0 беззвучных завываниях Вальзера подробно свидетельствует Карл Зеелиг, верный друг, продолжавший навещать писателя, когда того поместили в сумасшедший дом сперва в Вальдау, а потом в Херисау. Остановлюсь на «моментальном снимке» (этот литературный жанр страшно любил Витольд Гомбрович), где рассказывается, что Зеелиг стал свидетелем того, как Вальзер пережил настоящий «момент истины», то есть наблюдал за ним в миг, когда человек каким-либо жестом – у Гёльдерлина, например, это был одобрительный кивок головой – либо фразой вдруг приоткрывает свою сущность: «Никогда не забуду осеннее утро, когда мы с Вальзером в очень густом тумане шли из Тойфена в Шпейхен. В тот раз я сказал ему, что, возможно, его сочинения проживут не меньше, чем книги Готфрида Келлера. Он остановился как вкопанный, очень сурово на меня глянул и сказал, что если я ценю нашу дружбу, то никогда больше не должен повторять подобных похвал. Он, Роберт Вальзер, ноль без палочки и хочет, чтобы его забыли».
Все творчество Вальзера, включая и красноречивое молчание длиной в двадцать восемь лет, – это попытка доказать тщету любого дела, как, впрочем, и тщету самой жизни. Наверно, поэтому он и желал быть никак не более, чем нулем без палочки. Кто-то заметил, что Вальзер похож на бегуна, который, оказавшись перед вожделенной финишной лентой, вдруг в полном изумлении останавливается, обводит взглядом наставников и товарищей, а затем покидает беговую дорожку, то есть делает свой собственный выбор – в данном случае подчиняясь эстетике растерянности и сомнения. Мне Вальзер напоминает Пикемаля, забавного спринтера, велосипедиста шестидесятых годов, который был циклотимиком и порой забывал, что пора заканчивать гонку.
Роберт Вальзер был не чужд тщеславию, к тому же любил летние костры и женские туфельки, а также освещенные солнцем дома и реющие на ветру знамена. Но тщеславие, которому он не был чужд, ничего общего не имело с погоней за личным успехом, нет, тщеславие Вальзера сводилось скорее к потаенному наслаждению ничтожным и преходящим в нашей жизни. Вальзер, как никто иной, был далек от гордых вершин, где царят сила и амбиции-. «И если бы когда-нибудь неведомая волна подхватила меня и вознесла наверх, туда, где царят сила и амбиции, я сокрушил бы обстоятельства, которые благотворствовали мне, и сам себя швырнул бы обратно вниз, в последнюю и ничтожнейшую тьму. Только в самом низу я способен дышать».

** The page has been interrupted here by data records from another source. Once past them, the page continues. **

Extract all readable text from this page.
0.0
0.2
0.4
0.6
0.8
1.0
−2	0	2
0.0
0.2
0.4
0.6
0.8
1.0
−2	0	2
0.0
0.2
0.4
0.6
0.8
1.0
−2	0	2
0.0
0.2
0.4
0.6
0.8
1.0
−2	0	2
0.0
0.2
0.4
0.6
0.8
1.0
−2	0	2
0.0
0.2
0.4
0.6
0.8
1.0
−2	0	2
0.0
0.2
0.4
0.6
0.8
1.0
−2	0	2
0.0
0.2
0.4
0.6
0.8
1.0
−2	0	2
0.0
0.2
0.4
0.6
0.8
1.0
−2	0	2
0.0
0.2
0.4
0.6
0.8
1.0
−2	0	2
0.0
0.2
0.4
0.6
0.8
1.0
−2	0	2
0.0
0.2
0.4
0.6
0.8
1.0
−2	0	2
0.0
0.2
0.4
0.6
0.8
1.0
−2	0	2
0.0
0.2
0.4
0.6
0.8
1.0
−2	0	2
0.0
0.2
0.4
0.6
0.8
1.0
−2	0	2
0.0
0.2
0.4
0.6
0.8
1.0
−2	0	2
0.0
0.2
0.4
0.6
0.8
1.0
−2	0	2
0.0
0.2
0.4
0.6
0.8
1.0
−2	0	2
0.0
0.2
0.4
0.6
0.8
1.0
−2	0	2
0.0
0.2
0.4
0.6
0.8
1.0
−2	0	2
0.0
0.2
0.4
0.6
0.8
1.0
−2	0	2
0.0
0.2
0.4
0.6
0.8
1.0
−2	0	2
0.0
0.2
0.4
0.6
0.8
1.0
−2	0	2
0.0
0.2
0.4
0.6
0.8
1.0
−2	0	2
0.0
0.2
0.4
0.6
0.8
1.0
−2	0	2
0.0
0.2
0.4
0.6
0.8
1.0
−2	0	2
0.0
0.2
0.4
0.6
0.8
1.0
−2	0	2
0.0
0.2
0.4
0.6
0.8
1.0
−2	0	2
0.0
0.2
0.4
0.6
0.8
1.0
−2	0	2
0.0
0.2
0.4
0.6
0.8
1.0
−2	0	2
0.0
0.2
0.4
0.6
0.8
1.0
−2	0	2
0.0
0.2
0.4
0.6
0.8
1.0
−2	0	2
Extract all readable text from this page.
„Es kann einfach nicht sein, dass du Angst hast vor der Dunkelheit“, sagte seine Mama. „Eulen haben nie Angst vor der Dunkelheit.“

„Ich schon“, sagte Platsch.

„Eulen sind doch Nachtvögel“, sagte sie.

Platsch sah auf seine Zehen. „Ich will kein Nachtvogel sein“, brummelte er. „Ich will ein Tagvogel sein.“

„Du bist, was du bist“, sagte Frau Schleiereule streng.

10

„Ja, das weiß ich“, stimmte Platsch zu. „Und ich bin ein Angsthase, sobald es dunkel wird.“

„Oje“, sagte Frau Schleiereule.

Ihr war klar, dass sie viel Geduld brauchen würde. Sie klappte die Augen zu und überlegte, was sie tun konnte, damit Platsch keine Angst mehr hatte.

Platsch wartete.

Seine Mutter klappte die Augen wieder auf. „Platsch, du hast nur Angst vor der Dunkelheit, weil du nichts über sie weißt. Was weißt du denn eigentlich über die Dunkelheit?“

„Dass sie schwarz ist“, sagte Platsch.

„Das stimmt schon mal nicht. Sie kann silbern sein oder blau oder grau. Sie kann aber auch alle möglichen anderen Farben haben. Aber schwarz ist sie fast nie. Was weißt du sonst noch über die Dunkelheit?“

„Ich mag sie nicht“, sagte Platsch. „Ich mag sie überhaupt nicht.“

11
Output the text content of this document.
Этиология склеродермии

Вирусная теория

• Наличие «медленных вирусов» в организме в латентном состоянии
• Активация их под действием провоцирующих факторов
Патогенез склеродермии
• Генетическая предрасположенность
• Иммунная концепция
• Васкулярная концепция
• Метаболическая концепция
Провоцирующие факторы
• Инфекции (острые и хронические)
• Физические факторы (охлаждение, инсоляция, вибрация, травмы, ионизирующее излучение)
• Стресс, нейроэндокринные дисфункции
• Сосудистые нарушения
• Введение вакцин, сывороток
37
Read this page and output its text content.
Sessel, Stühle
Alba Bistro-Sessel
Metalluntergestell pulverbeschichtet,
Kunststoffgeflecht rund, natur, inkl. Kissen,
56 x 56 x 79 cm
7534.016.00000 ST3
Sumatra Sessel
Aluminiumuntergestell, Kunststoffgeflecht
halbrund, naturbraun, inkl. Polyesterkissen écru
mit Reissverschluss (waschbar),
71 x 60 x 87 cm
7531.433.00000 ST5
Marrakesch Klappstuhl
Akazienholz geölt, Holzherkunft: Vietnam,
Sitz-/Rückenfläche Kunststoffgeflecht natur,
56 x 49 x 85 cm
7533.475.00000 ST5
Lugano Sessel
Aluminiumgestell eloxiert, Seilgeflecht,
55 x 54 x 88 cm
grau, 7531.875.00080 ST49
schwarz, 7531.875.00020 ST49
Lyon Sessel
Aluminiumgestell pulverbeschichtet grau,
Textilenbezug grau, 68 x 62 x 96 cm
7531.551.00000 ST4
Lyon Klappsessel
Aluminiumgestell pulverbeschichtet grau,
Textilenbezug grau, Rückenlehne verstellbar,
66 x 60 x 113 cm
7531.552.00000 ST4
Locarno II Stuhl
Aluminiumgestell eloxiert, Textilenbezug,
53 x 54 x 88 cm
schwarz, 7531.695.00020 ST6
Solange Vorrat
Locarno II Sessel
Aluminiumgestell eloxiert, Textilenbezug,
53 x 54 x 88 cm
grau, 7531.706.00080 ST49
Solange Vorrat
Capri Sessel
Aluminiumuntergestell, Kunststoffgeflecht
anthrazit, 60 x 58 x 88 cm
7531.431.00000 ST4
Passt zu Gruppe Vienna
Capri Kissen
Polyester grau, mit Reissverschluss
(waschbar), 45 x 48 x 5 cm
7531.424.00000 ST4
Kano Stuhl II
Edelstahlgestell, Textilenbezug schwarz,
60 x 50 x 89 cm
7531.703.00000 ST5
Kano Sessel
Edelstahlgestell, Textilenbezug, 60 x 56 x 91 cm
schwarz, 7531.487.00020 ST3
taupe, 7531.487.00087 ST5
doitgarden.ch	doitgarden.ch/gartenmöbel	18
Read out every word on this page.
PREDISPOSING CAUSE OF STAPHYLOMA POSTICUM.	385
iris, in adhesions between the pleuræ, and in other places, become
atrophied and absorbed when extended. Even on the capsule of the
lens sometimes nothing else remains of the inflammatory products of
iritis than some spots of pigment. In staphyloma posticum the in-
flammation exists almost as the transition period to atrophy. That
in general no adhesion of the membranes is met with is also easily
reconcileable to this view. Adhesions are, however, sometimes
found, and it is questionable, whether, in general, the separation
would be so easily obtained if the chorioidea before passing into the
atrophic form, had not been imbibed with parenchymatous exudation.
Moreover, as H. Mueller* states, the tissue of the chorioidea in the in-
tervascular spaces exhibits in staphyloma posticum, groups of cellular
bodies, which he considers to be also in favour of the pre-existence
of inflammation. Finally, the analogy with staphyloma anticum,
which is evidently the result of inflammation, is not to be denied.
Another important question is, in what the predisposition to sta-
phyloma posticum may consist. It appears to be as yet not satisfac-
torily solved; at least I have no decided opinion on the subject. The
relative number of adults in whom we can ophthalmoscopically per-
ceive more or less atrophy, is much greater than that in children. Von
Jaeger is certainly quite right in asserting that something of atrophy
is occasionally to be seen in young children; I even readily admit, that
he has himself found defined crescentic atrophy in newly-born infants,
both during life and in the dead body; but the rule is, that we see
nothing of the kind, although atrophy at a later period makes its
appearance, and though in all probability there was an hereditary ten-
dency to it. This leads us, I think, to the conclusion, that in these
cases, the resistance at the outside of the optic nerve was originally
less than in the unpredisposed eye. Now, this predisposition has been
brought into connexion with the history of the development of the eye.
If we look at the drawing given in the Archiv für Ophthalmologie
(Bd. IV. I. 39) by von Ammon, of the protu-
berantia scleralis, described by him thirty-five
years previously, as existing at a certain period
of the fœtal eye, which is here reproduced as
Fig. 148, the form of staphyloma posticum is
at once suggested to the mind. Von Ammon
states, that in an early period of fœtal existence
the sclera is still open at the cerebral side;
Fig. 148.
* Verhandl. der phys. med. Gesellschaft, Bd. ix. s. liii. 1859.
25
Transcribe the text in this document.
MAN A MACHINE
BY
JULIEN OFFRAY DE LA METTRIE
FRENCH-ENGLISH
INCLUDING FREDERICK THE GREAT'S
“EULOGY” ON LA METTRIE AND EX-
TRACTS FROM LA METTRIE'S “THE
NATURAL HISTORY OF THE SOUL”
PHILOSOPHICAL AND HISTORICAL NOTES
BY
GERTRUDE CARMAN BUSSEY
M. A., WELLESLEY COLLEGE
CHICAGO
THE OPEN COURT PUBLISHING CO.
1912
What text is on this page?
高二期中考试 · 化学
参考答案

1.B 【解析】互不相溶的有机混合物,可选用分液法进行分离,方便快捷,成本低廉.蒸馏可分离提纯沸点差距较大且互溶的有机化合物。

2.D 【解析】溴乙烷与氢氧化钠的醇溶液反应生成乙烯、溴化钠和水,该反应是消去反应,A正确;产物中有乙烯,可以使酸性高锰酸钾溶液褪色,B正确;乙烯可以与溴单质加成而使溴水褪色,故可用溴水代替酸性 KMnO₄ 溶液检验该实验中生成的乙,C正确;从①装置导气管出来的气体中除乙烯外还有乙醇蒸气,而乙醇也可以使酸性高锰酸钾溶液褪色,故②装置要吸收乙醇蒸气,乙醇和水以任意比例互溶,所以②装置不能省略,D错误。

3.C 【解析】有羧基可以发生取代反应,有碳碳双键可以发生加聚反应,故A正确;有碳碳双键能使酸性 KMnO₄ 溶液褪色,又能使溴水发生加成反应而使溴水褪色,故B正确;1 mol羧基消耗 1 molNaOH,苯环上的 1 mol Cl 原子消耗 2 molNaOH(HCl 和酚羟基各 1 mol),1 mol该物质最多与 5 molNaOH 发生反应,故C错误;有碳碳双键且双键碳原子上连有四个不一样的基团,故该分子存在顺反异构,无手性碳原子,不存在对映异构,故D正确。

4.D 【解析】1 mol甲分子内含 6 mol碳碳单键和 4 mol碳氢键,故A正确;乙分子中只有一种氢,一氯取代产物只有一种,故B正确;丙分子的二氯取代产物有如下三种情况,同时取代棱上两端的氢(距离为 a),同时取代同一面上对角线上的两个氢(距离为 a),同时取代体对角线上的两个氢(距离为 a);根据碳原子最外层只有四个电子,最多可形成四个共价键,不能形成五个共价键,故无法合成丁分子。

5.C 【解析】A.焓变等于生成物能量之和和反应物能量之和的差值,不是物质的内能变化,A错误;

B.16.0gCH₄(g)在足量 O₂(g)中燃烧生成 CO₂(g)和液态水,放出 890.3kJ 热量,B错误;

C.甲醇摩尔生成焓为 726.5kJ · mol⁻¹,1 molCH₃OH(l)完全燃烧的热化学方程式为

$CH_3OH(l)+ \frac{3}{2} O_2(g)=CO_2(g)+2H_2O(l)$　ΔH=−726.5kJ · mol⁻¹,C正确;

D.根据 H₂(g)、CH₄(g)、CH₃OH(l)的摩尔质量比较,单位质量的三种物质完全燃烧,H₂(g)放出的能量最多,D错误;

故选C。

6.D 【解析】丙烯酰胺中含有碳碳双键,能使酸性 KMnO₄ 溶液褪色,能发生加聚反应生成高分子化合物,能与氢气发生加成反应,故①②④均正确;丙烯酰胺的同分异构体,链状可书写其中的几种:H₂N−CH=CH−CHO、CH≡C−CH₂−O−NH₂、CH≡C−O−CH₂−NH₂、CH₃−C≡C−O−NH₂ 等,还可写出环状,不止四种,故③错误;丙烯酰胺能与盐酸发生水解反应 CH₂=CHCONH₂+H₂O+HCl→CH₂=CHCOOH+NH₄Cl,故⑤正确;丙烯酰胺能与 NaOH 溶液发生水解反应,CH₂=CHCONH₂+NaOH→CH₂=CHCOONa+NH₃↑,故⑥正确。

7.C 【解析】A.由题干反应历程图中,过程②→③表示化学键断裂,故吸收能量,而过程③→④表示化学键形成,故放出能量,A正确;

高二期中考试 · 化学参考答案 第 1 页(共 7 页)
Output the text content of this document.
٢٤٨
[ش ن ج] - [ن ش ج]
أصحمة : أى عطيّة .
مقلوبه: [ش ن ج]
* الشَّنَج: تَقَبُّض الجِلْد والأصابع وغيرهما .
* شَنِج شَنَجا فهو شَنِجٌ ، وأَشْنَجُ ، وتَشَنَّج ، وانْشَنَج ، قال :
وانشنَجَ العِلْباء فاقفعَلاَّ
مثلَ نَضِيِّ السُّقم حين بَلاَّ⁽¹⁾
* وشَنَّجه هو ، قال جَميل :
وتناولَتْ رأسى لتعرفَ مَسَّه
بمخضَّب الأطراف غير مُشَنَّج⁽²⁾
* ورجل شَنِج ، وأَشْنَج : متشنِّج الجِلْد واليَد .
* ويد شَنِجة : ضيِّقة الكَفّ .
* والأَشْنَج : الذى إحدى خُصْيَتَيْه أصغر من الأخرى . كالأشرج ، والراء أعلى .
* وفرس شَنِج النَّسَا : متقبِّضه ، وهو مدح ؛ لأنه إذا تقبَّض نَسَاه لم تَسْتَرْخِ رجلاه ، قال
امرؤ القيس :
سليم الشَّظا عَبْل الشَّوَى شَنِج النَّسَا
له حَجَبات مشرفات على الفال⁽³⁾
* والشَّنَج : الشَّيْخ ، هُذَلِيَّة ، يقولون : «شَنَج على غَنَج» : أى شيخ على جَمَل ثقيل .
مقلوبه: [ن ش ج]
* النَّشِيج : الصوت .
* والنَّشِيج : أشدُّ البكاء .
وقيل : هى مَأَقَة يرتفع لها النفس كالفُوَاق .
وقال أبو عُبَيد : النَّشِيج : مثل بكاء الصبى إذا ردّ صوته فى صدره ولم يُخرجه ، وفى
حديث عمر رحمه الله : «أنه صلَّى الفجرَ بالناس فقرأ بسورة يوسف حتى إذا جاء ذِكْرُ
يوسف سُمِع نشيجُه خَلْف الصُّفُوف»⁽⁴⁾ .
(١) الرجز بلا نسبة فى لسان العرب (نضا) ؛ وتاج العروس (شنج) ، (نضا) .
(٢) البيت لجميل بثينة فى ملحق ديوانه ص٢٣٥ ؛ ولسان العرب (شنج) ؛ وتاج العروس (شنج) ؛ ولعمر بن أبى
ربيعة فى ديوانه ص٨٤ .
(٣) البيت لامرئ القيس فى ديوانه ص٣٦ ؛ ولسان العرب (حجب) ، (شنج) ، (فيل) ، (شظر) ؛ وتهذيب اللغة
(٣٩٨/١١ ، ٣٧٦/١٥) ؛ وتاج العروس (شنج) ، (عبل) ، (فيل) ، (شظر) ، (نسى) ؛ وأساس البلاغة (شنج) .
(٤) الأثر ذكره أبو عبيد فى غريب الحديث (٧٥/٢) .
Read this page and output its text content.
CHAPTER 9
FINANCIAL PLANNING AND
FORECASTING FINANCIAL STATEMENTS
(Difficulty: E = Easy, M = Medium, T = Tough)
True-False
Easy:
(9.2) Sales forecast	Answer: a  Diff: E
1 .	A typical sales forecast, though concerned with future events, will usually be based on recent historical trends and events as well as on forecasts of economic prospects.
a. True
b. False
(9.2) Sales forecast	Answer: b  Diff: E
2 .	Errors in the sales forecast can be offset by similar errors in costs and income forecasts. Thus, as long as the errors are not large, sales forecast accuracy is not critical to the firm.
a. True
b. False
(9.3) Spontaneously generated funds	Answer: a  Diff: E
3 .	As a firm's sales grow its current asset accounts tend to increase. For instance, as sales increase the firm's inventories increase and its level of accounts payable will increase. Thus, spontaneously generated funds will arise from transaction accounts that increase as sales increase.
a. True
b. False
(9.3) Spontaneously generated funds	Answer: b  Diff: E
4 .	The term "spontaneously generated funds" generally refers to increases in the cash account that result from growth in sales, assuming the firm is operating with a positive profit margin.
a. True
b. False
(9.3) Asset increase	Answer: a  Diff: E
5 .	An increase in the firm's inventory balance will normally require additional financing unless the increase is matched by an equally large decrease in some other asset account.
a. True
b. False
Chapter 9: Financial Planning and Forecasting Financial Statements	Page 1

Вальзер желал быть нулем без палочки, но больше всего – чтобы о нем забыли. По его убеждению, каждому автору суждено быть забытым, едва тот кончает писать, ведь и власть над этой конкретной страницей он уже утратил, та в буквальном смысле улетела от него, стала частью определенного контекста, сложенного из различных обстоятельств и чувств, она сама отвечает на вопросы, которые задают ей люди, при том что некоторые из них сам писатель не мог бы даже вообразить.